Sa question interrompit le fil de mes pensées. L'interview touchait à sa fin. Tant mieux, je souhaitais juste rentrer chez moi à présent. Ma famille n'avait encore aucunes nouvelles de moi, et je voulais quitter ce lieu noyé par le sang et les gémissements le plus vite possible. J'avais tenté de compter les ambulances présentes, mais j'avais été forcée d'abandonner au bout de quinzaine. Mes pensées étaient encore floues, j'étais désemparées, trop fatiguée pour réfléchir vraiment aux évènements. Je tentai plutôt de me concentrer sur les questions du journaliste au regard blême. Après quelques minutes de réflexion, je finis par répondre d'une voix où il manquait de la sûreté.

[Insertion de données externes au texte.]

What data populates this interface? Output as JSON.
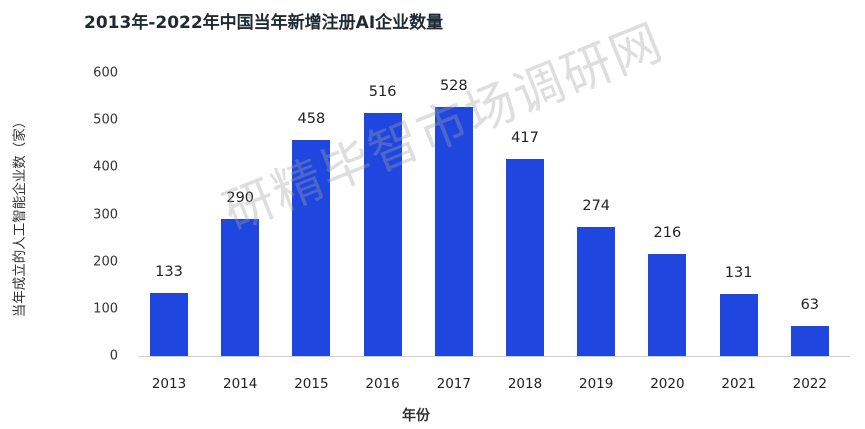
{
  "chart_data": {
    "type": "bar",
    "title": "2013年-2022年中国当年新增注册AI企业数量",
    "xlabel": "年份",
    "ylabel": "当年成立的人工智能企业数（家）",
    "categories": [
      "2013",
      "2014",
      "2015",
      "2016",
      "2017",
      "2018",
      "2019",
      "2020",
      "2021",
      "2022"
    ],
    "values": [
      133,
      290,
      458,
      516,
      528,
      417,
      274,
      216,
      131,
      63
    ],
    "ylim": [
      0,
      600
    ],
    "yticks": [
      0,
      100,
      200,
      300,
      400,
      500,
      600
    ],
    "grid": false,
    "legend": null,
    "bar_color": "#1f47e0",
    "data_labels": true
  },
  "watermark": "研精毕智市场调研网"
}
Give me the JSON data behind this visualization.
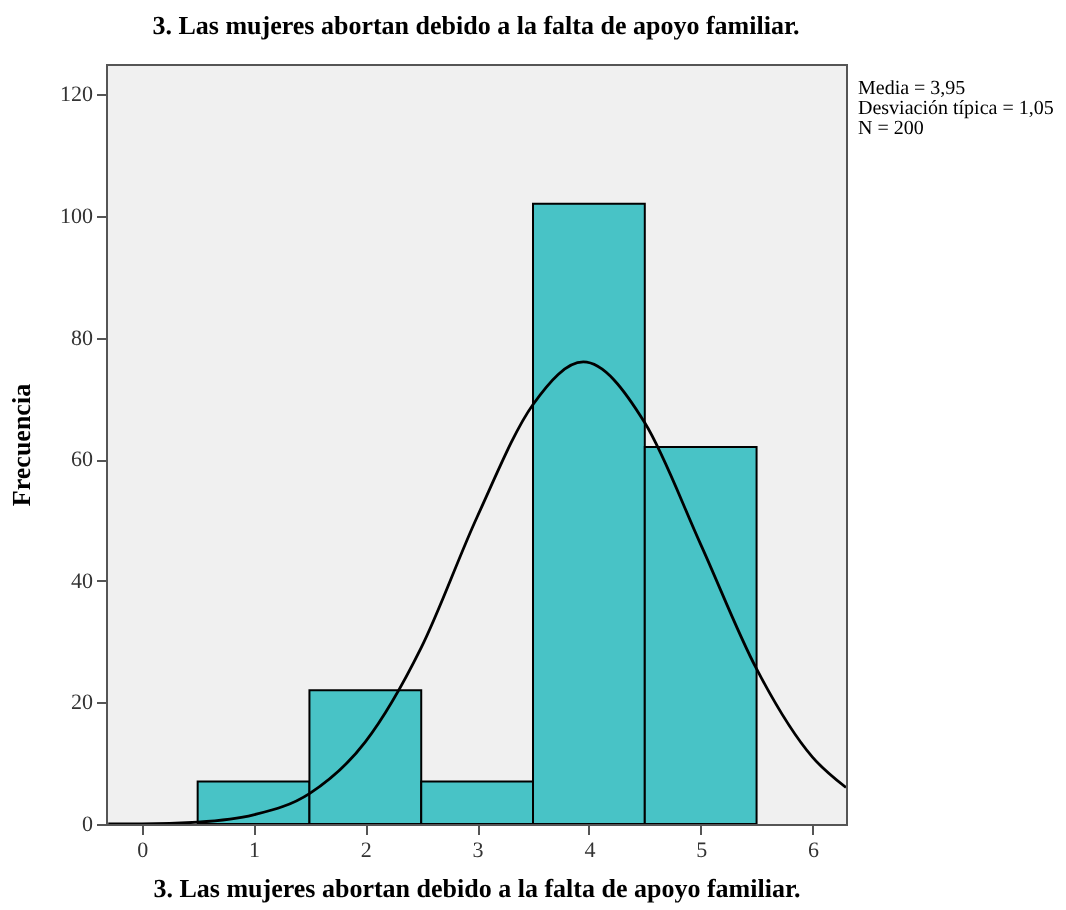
{
  "chart_data": {
    "type": "histogram",
    "title": "3. Las mujeres abortan debido a la falta de apoyo familiar.",
    "xlabel": "3. Las mujeres abortan debido a la falta de apoyo familiar.",
    "ylabel": "Frecuencia",
    "bins": [
      0.5,
      1.5,
      2.5,
      3.5,
      4.5,
      5.5
    ],
    "values": [
      7,
      22,
      7,
      102,
      62
    ],
    "color": "#48c3c6",
    "series": [
      {
        "type": "line",
        "color": "#000000",
        "x": [
          -0.3,
          0,
          0.5,
          1,
          1.5,
          2,
          2.5,
          3,
          3.5,
          3.95,
          4.5,
          5,
          5.5,
          6,
          6.3
        ],
        "values": [
          0,
          0,
          0.3,
          1.5,
          5,
          13.5,
          29,
          50.5,
          69,
          76,
          66,
          46,
          25.5,
          11,
          6
        ]
      }
    ],
    "xlim": [
      -0.32,
      6.3
    ],
    "xticks": [
      0,
      1,
      2,
      3,
      4,
      5,
      6
    ],
    "ylim": [
      0,
      125
    ],
    "yticks": [
      0,
      20,
      40,
      60,
      80,
      100,
      120
    ],
    "grid": false,
    "annotations": [
      "Media = 3,95",
      "Desviación típica = 1,05",
      "N = 200"
    ]
  }
}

《Non bien sûr, je pense que pour toutes les personnes ayant vu la scène d'horreur qui s'est déroulé cette nuit, il sera impossible de vraiment se rendormir. Surtout pour ceux qui y ont perdu des proches. Bien entendu, les couleurs vives vont devenir pastels, mais les images seront encore là, même si la peur les quittera peu à peu. 》

Le journaliste se contenta de hocher la tête et de prendre des notes sur un calepin chiffonné. Il finit enfin par se relever, me remercier sincèrement, et me souhaiter bonne chance. Je ne réagis pas, le regardant partir d'un pas assuré, sans lancer le moindre coup d'œil aux chariots où gisait des corps sans vie, couvert par des draps blancs comme la neige. J'ignorais ce que j'attendais en fait. Après être sortie du bâtiment, j'avais été guidée par une dame d'âge mûr qui m'avait prié de venir se réfugier dans son appartement. Aussitôt que j'étais entrée, elle avait jugé que son lieu de vie était plein, et avait fermé la porte à double tour. Je n'étais de loin pas la seule à avoir trouvé refuge dans son antre. Après avoir attendu plusieurs minutes, je fus l'une des premières à ressortir. Des policiers, plus paniqués les uns que les autres vinrent nous voir, et nous ordonnèrent d'attendre ici. Le Bataclan était à présent entouré de gendarmes armés et de citoyens curieux qui auraient mieux fait de rester chez eux. La majorité des personnes présentes étaient au téléphone. Je savais que je devrais moi aussi le sortir, donner de mes nouvelles, mais je n'avais pas la tête à ça. Je lançai un regard autour de moi, avant de me lever et de suivre le chemin qu'avait emprunté le journaliste peu de temps auparavant. Je m'approchai d'un officier qui était une grande discussion avec une personne en costar. Sans attendre qu'il ait fini sa phrase, je demandai.

Puis-je y aller? 》

Ils cessèrent aussitôt leur discussion pour se tourner vers moi. L'officier me lança un regard où le soutien noyait les autres émotions, il m'adressa un long sourire remplit de sympathie avant de poser sa main sur mon épaule. Je ne bronchai pas, gardant un visage de marbre, doutant de pouvoir un jour à nouveau sourire. L'homme en costar, quant à lui me regarda d'un regard vide. Sans doute continuait-il à réfléchir malgré mon interruption. L'officier finit enfin par me donner l'autorisation que j'attendais, et je quittai les yeux, abandonnant le drap qui couvrait mes épaules sur le sol. Plus loin, un nombre incalculable de voitures étaient arrêtées. Sans doute des proches tentant de joindre des personnes ayant été voir Les Eagles of Death Metal. Je cherchai du regard mon père, sans réussir à le trouver. Je m'assis donc sur la route, ignorant où aller. Je finis enfin par sortir mon téléphone et par twitter la seule chose que j'avais à dire. Je vis. Alors que j'allais remettre mon portable dans ma poche, une photo me laissa sans voix. On y voyait des corps, sans la moindre censure, étendus au milieu du théâtre. Des corps nageant dans le sang. Je sentis les larmes monter. Mon esprit commençait à réaliser. Cette photo avait été partagée par plus de mille personnes, elle apparaissait partout. Je commençais à paniquer, alors que la photo restait figée dans mon cerveau. Des gens étaient morts. Je me mis à trembler, prise de spasme, les larmes se mirent enfin à couler. Je lâchai mon téléphone qui heurta le sol sans se briser, laissant la photo bien visible. Puis, je me mis à crier, d'abord discrètement, puis le cri se transforma en hurlement. On me regardait, sans oser approcher, alors que tout ce que je demandais c'était qu'on vienne vers moi, qu'on me prenne dans ses bras. Mais les passants préférèrent attirer leurs gosses un peu plus vers eux, et m'éviter avec prudence.